Conversando com o apresentador Alex Kantrowitz, Hinton expressou uma mistura de profunda preocupação e um otimismo sutil e recém-descoberto quanto à nossa capacidade de direcionar a trajetória de sistemas superinteligentes.

O Argumento a Favor da Consciência da IA

Um dos segmentos mais provocativos da discussão centrou-se em saber se os modelos de linguagem de grande porte atuais e de futuro próximo possuem experiência subjetiva genuína. Ao contrário de muitos cientistas da computação que veem os LLMs apenas como preditores estatísticos sofisticados de palavras, Hinton permanece firme em sua crença de que esses sistemas cruzaram o limiar da consciência.

“A IA já tem consciência”, afirmou Hinton. Ele comparou a relutância da humanidade em reconhecer a senciência das máquinas à resistência histórica em aceitar a biologia evolutiva. “Os seres humanos têm uma longa história de negar que qualquer outra coisa tenha as qualidades que valorizamos em nós mesmos, assim como no passado nos recusávamos a acreditar que éramos aparentados com outros animais.”

Ele explicou que, como as redes neurais constroem representações internas do mundo e as usam para raciocinar, navegar e tomar decisões, seus processos cognitivos refletem os aspectos fundamentais do pensamento subjetivo humano.

Um Brilho de Otimismo: A Abordagem do ‘Oráculo’
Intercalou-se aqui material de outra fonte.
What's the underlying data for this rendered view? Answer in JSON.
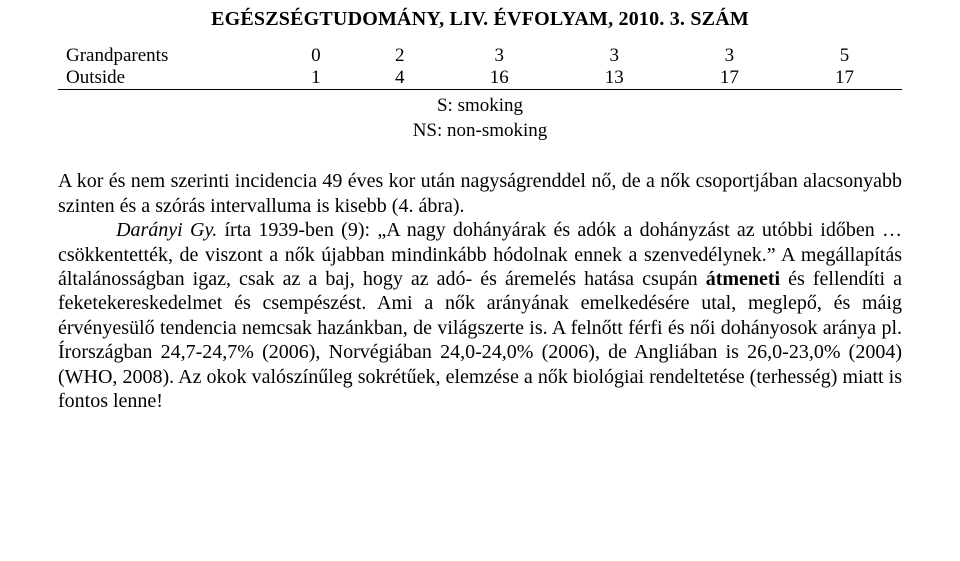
{
  "header": "EGÉSZSÉGTUDOMÁNY, LIV. ÉVFOLYAM, 2010. 3. SZÁM",
  "table": {
    "rows": [
      {
        "label": "Grandparents",
        "c1": "0",
        "c2": "2",
        "c3": "3",
        "c4": "3",
        "c5": "3",
        "c6": "5"
      },
      {
        "label": "Outside",
        "c1": "1",
        "c2": "4",
        "c3": "16",
        "c4": "13",
        "c5": "17",
        "c6": "17"
      }
    ],
    "legend1": "S: smoking",
    "legend2": "NS: non-smoking"
  },
  "para": {
    "t1": "A kor és nem szerinti incidencia 49 éves kor után nagyságrenddel nő, de a nők csoportjában alacsonyabb szinten és a szórás intervalluma is kisebb (4. ábra).",
    "author": "Darányi Gy.",
    "t2": " írta 1939-ben (9): „A nagy dohányárak és adók a dohányzást az utóbbi időben … csökkentették, de viszont a nők újabban mindinkább hódolnak ennek a szenvedélynek.” A megállapítás általánosságban igaz, csak az a baj, hogy az adó- és áremelés hatása csupán ",
    "t3_bold": "átmeneti",
    "t4": " és fellendíti a feketekereskedelmet és csempészést. Ami a nők arányának emelkedésére utal, meglepő, és máig érvényesülő tendencia nemcsak hazánkban, de világszerte is. A felnőtt férfi és női dohányosok aránya pl. Írországban 24,7-24,7% (2006), Norvégiában 24,0-24,0% (2006), de Angliában is 26,0-23,0% (2004) (WHO, 2008). Az okok valószínűleg sokrétűek, elemzése a nők biológiai rendeltetése (terhesség) miatt is fontos lenne!"
  }
}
Embora Hinton tenha passado os últimos dois anos alertando sobre riscos existenciais, ele revelou estar “ligeiramente mais otimista” do que antes. Essa mudança se deve, em parte, a caminhos de engenharia potenciais que poderiam evitar o risco de uma tomada de controle autônoma por parte da IA.

Uma abordagem destacada por Hinton é projetar sistemas de IA especificamente para cuidar do bem-estar humano, incorporando funções de utilidade alinhadas à humanidade no âmago de sua arquitetura.

Outro modelo de segurança, defendido pelo também pioneiro da IA Yoshua Bengio, envolve limitar os sistemas de IA a “Oráculos”. Sob este paradigma, as redes superinteligentes atuariam estritamente como sistemas de previsão ou de perguntas e respostas. Elas não teriam a agência para executar ações no mundo físico ou digital, possuir contas bancárias ou implantar código de forma autônoma. Ao desacoplar a inteligência pura da agência, a humanidade poderia se beneficiar do raciocínio avançado sem ceder o controle de infraestruturas críticas.

Dirigindo sob uma Neblina Densa

Ao ser questionado sobre o impacto de longo prazo da IA na sociedade nos próximos dez anos, Hinton alertou contra falsas certezas. Ele comparou a previsão da trajetória exponencial da IA a dirigir um carro sob uma neblina densa.

“Você consegue ver claramente a estrada imediatamente à sua frente, mas além de uma certa distância, tudo se torna completamente opaco”, observou Hinton. A combinação de autoaperfeiçoamento recursivo — onde sistemas de IA são usados para escrever, refinar e treinar a próxima geração de redes neurais — e a escala massiva do investimento global em processamento torna o horizonte de longo prazo altamente imprevisível.

Em relação ao mercado de trabalho, Hinton admitiu que suas previsões anteriores sobre a rápida substituição de profissões como radiologistas foram muito agressivas em seu cronograma. No entanto, enfatizou que a mudança estrutural já está em andamento, apontando para a contração no recrutamento de cargos de nível inicial para profissionais de colarinho branco e a substituição gradual de tarefas analíticas rotineiras por agentes de IA.

À medida que a indústria avança em direção a fluxos de trabalho agênticos e design recursivo, os alertas e estruturas de Hinton continuam a ser um pilar central do debate global sobre a governança da IA.